Com apenas 11 anos, Hassan Pisecká viajou sozinho da cidade de Zaporizhzhya, no sudeste da Ucrânia, até à fronteira com a Eslováquia, no oeste do país. Ao todo percorreu mais de mil quilómetros a pé e de comboio apenas com um saco de plástico, o passaporte e um número de telefone escrito na mão. A mãe de Hassan, Júlia, teve de ficar em casa a tomar conta da avó de 84 anos que está acamada. Mas optou por colocar o filho a salvo e mandou-o ao encontro dos irmãos, estudantes na Eslováquia. Meteu o menino num comboio lotado em direção à fronteira. Hassan teve de fazer vários transbordos e ainda caminhou grande parte do caminho juntamente com milhares de outros refugiados.
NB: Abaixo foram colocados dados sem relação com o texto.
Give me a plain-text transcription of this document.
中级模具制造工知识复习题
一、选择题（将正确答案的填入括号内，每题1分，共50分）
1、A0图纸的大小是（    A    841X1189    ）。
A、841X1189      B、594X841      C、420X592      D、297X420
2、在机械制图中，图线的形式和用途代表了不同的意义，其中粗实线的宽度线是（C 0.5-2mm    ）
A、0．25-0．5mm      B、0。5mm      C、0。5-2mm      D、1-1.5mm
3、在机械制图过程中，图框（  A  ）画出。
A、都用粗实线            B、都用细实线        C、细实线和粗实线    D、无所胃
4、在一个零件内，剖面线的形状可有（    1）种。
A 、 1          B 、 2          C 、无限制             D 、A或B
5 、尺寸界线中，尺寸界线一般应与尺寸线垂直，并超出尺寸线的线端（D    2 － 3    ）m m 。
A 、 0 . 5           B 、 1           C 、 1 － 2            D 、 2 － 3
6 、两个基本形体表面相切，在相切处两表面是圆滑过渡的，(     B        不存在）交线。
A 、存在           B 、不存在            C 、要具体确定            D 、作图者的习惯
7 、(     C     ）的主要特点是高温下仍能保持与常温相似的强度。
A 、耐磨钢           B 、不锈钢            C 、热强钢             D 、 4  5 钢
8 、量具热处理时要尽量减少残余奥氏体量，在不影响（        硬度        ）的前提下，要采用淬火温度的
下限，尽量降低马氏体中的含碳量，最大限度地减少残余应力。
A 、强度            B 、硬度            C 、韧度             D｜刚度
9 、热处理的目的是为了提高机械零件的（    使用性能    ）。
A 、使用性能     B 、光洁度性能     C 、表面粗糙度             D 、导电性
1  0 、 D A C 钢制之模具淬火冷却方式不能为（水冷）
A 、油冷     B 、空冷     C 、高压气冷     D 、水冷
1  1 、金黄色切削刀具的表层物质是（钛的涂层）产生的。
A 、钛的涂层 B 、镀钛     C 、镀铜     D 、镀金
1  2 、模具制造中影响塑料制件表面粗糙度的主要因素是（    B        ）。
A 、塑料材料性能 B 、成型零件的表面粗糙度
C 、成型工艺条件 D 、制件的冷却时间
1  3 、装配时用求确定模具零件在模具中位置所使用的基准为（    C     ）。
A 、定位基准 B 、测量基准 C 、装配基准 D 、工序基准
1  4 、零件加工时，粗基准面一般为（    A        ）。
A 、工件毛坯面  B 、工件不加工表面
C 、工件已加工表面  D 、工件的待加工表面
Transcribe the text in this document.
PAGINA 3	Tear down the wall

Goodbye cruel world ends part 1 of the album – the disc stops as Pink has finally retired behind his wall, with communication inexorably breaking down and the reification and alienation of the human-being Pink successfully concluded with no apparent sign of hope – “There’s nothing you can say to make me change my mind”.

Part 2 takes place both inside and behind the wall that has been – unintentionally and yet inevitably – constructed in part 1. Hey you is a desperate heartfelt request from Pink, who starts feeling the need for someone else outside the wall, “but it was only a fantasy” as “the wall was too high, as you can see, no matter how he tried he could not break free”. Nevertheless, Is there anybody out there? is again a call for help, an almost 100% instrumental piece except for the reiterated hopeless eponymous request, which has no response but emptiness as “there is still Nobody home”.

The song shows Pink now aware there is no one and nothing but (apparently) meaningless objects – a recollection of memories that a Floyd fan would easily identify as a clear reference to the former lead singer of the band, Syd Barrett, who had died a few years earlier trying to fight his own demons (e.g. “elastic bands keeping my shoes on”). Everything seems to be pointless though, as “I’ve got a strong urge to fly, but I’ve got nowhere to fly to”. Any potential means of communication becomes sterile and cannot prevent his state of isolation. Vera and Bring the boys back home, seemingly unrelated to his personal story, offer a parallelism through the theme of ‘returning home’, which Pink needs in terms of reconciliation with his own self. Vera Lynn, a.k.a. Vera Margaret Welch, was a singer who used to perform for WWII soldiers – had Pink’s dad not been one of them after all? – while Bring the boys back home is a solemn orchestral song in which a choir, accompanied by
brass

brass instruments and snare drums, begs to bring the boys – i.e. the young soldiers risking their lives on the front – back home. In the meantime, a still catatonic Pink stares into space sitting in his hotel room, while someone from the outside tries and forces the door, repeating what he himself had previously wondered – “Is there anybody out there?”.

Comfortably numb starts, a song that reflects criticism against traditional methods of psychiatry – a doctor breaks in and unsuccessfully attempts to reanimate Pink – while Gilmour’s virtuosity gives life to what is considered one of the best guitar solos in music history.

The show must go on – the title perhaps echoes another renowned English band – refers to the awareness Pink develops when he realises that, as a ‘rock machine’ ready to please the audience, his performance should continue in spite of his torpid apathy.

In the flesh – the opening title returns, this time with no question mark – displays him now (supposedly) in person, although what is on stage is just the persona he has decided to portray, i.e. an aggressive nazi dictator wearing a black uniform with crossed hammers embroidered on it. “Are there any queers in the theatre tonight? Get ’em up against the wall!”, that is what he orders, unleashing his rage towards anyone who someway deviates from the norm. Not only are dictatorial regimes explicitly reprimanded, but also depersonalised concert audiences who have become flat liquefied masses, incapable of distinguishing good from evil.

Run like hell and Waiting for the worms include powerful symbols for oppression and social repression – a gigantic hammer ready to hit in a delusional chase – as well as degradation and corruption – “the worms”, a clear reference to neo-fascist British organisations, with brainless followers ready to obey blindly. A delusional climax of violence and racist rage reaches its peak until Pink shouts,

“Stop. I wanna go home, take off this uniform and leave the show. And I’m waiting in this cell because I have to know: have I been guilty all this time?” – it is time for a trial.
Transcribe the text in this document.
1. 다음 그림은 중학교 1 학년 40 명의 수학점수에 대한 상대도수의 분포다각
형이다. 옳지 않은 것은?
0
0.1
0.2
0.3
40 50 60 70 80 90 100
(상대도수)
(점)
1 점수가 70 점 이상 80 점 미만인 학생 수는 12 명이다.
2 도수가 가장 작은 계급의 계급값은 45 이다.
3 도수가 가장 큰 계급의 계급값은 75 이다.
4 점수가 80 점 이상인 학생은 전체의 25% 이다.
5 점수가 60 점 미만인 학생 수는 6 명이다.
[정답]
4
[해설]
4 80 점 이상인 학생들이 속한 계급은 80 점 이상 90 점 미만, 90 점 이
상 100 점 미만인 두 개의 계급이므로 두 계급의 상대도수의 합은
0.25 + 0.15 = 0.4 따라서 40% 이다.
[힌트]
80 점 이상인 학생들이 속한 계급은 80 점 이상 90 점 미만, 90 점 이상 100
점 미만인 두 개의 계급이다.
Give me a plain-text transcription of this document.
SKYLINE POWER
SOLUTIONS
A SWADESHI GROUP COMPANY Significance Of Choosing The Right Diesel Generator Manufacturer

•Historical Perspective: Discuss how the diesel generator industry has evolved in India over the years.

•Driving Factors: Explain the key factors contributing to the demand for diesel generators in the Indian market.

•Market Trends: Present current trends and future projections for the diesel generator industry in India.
Conseguiu chegar à fronteira e, graças ao número escrito na mão, as autoridades alertaram os irmãos, que foram rapidamente ao seu encontro. "Foi a esperança que me carregou", explicou o menino. A história viria a ter um final ainda mais feliz. Júlia conseguiu arranjar transporte para si e para a mãe. Dez dias após ter saído de casa e já a salvo na Eslováquia, Hassan reencontrou-se com a mãe e a avó e ainda o seu cão que não o pudera acompanhar.
A população de Kiev sabia que as estações de metro, construídas na década de 60 do século passado, no auge da Guerra Fria, também tinham o propósito de servir como abrigos antiaéreos para um eventual ataque da NATO. Sessenta anos depois, as bombas que caíram não foram americanas, mas sim russas. A 26 de fevereiro, quando soaram as sirenes, uma grávida correu a refugiar-se numa das estações. Enquanto esperava pelo fim do bombardeamento, a bebé decidiu que era tempo de nascer. "Mia nasceu num abrigo num ambiente stressante - o bombardeamento de Kiev. A sua mãe está feliz após este nascimento desafiante", anunciou, no Twitter, a deputada ucraniana Hanna Hopko, publicando também uma foto da bebé a segurar na mão da mãe. O nascimento da pequena Mia foi visto como um raio de esperança e até a primeira-dama ucraniana partilhou a foto da recém-nascida. "Isto deveria ter ocorrido em condições completamente diferentes, debaixo de um céu tranquilo. É o que as crianças devem ver. (...) Mas as crianças nascidas nos abrigos viverão num país pacífico que se defendeu", escreveu Olena Zelenska.
Amelia está no centro de uma cave em Kiev que abriga algumas dezenas de pessoas. Com apenas sete anos, olha timidamente para a câmara e começa a cantar. Primeiro baixinho e depois cada vez mais alto à medida que ganha confiança. As pessoas apercebem-se e ficam em silêncio para a ouvir cantar "Let it go", um tema do filme Frozen. No fim, uma salva de palmas faz o olhar de Amelia reluzir ainda mais. O vídeo foi captado e partilhado no Facebook por Marta Smekhova. "Olhem, russos, contra quem vocês estão lutando. (...) As nossas crianças irradiam luz e, mesmo numa cave escura e reles, ela não se ofusca e brilha ainda mais!", escreveu. O vídeo foi visto por milhões de pessoas, inclusive até pela artista principal do filme Frozen. "Nós vemos-te. Nós vemos-te mesmo", garantiu Idina Menzel. Também a compositora da música elogiou a "menina com a linda voz". "A maneira como cantas é como um truque de magia que espalha luz no nosso coração e cura todos os que a ouvem. Continua a cantar! Nós estamos a ouvir", disse Kristen Anderson-Lopez. Amelia conseguiu entretanto sair de Kiev e já está a salvo na Polónia.